WelCom July 2017: Hundreds packed Wellington’s Sacred Heart Cathedral on Sunday 4 June to witness what could be described as a second Reformation. It was New Zealand’s formal commitment to healing the divisions of the Reformation: the 500 year-long separation of Lutherans and Catholics.
The atmosphere was joyful, positive and affirming.
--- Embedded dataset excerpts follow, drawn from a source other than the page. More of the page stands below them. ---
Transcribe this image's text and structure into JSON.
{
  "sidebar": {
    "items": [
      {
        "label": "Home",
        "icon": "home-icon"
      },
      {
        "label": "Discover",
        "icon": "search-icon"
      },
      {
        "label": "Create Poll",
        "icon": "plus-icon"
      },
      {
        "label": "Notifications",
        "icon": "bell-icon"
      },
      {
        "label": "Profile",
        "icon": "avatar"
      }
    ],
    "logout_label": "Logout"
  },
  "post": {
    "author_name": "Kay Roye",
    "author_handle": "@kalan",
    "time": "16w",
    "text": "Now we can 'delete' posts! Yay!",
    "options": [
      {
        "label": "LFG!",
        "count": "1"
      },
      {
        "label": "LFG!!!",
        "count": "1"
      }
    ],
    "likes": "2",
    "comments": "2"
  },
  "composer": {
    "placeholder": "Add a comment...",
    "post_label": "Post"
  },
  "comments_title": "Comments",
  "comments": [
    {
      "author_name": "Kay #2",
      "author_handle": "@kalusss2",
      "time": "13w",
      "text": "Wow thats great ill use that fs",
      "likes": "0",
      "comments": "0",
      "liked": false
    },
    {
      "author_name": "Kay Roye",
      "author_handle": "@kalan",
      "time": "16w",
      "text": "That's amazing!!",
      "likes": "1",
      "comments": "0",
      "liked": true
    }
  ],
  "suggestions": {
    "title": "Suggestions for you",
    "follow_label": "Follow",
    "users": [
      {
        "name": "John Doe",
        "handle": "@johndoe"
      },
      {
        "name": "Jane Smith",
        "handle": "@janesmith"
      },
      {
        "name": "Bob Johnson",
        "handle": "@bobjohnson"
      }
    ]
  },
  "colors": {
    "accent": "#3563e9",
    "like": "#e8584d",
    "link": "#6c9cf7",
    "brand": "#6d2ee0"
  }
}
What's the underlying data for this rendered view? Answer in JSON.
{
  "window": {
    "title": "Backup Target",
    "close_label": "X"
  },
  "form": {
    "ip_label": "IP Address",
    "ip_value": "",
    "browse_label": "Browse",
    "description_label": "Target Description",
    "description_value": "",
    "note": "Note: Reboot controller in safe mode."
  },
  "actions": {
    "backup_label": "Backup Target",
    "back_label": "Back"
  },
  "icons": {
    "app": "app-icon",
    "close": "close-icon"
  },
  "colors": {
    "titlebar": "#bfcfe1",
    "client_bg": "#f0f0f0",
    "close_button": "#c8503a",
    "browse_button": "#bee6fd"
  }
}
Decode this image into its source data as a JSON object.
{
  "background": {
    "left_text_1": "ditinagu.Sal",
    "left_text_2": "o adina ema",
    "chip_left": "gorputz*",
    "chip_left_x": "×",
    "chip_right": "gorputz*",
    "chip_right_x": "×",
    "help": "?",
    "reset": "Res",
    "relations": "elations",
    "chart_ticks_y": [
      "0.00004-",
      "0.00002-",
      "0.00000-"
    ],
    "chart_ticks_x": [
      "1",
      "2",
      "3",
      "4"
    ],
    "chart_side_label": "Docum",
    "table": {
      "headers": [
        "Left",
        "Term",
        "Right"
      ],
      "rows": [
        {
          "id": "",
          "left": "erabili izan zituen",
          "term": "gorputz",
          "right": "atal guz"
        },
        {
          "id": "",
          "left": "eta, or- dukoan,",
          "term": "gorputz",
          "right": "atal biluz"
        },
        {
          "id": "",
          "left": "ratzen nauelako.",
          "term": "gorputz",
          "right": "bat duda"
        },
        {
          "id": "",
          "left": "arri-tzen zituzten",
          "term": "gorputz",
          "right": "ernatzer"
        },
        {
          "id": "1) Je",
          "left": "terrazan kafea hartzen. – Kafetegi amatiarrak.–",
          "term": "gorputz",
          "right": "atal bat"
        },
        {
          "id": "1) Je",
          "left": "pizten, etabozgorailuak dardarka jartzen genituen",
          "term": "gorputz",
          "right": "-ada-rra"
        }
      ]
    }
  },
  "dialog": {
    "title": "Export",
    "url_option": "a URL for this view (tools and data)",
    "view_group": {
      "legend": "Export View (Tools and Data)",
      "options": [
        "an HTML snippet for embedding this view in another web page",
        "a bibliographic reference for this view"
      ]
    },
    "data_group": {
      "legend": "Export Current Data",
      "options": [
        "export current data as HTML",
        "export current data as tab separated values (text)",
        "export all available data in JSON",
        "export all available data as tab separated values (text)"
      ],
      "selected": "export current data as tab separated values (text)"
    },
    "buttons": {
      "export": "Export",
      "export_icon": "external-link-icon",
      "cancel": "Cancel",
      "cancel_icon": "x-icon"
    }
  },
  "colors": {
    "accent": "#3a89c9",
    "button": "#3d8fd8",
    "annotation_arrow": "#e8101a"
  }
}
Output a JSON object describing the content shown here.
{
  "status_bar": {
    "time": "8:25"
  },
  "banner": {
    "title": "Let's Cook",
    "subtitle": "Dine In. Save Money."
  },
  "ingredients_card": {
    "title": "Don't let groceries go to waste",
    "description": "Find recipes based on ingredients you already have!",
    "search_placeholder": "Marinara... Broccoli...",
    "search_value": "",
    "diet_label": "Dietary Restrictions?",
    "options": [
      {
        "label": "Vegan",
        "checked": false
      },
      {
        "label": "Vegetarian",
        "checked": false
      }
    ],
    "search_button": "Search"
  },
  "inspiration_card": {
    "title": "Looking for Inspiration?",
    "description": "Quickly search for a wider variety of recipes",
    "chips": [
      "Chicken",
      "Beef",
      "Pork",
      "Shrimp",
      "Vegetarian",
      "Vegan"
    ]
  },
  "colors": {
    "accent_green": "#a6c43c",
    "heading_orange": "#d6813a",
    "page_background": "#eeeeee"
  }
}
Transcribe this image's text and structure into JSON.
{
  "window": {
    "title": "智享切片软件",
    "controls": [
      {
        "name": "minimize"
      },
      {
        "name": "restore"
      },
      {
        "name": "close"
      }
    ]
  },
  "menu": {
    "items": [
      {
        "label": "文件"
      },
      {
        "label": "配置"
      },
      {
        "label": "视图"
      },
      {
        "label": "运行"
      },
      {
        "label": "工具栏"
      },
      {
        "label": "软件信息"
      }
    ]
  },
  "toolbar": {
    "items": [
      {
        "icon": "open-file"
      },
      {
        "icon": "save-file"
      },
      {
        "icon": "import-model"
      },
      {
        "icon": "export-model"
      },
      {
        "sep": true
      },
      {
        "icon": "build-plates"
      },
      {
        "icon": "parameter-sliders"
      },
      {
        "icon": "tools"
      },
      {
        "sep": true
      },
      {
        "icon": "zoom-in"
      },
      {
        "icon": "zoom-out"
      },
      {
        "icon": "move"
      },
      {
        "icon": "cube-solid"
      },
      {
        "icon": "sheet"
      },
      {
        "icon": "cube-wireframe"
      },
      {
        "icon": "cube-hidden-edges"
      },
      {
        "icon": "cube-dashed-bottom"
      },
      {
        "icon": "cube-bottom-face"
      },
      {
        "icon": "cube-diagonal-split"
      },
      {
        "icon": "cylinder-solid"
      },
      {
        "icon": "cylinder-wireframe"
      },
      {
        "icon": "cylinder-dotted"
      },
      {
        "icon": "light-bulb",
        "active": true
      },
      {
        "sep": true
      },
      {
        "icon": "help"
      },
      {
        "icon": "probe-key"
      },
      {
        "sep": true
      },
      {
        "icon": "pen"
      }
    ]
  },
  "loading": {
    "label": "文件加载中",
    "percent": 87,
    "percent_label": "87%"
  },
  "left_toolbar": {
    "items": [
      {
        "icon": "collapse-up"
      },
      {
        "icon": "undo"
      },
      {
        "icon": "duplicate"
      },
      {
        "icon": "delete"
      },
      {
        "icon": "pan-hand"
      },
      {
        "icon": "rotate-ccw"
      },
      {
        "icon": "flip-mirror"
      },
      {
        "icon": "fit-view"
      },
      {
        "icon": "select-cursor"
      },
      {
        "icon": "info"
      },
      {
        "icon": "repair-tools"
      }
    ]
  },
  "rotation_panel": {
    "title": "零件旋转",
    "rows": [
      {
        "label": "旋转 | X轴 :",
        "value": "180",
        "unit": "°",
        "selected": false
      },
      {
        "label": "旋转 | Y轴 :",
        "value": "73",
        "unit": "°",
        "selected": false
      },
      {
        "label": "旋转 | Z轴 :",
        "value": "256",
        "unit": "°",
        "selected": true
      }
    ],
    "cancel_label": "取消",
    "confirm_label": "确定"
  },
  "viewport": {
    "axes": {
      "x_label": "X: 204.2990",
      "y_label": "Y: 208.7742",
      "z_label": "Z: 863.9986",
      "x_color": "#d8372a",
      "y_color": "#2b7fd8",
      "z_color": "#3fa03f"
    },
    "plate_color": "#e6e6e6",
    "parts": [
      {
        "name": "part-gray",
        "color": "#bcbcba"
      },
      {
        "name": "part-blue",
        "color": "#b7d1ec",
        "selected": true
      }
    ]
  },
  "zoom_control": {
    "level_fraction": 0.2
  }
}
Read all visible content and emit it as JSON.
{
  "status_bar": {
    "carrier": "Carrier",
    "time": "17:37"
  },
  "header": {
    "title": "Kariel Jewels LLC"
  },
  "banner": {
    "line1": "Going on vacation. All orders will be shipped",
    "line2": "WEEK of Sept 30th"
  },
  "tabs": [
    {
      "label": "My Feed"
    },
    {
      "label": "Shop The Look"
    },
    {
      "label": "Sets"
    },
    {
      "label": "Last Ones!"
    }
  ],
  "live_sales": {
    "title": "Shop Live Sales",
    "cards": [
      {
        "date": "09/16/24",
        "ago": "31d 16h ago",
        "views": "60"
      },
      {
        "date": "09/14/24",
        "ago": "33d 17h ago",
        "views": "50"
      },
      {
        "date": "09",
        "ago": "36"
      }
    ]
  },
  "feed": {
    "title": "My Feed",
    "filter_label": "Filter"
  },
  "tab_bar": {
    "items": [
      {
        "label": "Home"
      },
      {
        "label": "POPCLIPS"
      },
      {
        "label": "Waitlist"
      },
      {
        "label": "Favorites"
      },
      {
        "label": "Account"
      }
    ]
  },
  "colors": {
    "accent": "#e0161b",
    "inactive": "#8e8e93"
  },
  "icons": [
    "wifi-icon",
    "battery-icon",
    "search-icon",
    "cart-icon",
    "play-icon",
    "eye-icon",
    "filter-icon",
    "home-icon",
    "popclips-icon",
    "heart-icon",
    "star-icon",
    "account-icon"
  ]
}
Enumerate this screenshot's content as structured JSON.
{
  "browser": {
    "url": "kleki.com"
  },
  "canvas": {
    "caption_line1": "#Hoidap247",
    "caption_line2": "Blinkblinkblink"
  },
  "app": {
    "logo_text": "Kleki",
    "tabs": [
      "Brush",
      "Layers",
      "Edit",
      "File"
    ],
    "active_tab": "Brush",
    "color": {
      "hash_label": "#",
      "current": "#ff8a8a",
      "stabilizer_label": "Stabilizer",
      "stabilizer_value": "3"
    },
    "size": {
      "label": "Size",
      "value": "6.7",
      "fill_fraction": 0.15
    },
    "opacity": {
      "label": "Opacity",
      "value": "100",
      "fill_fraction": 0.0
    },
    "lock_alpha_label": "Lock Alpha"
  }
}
In response to the karanga, Cardinal John Dew and Lutheran Bishop Mark Whitfield moved forward in the Cathedral with the congregation, lifting their ‘hearts and minds and voices’ together, in song and prayer, shoulder to shoulder.
Priests, pastors, minsters, religious and congregations from many Christian denominations were there, showing their support and praying for Catholic and Lutheran unity.
They included Assyrian Christians from the ancient city of Niniveh, Anglicans, Presbyterians and Elim Pentecostal faithful, along with Wellington’s Mayor and diplomatic representatives.
Cardinal John said the ecumenical service was ‘a significant milestone for New Zealand’s Catholic and Lutheran communities,’ signaling a commitment to ongoing bridge-building between the Churches.
The text of the ‘common prayer’ used in the service was selected by the Liturgical Task Force of the Lutheran-Roman Catholic Commission on Unity.
‘This liturgical order…offers an opportunity to look back in thanksgiving and confession and look ahead, committing ourselves to common witness and continuing our journey together,’ Cardinal John said..
These characteristics of common prayer mirror the reality of Christian life: shaped by God’s Word, the people are sent out in common witness and service.’
Bishop Whitfield said, ‘I am delighted we have opportunity in this Reformation Commemoration Year to celebrate our common baptism into Christ and to worship together.
‘I also look forward to Roman Catholics and Lutherans working together to seek avenues of practical pastoral cooperation and support, and to explore joint worship
and ecumenical hospitality for the sake of strengthening a joint witness to the Gospel in Aotearoa-New Zealand.’
The movement towards Lutheran and Catholic Church unity is part of a wider movement to unite all Christians. In New Zealand, Cardinal John says, ‘we have had dialogues with the Anglicans, Presbyterians and Methodists…and now… we officially start working, praying and discussing with the Lutherans as we continue to work towards Christian Unity’.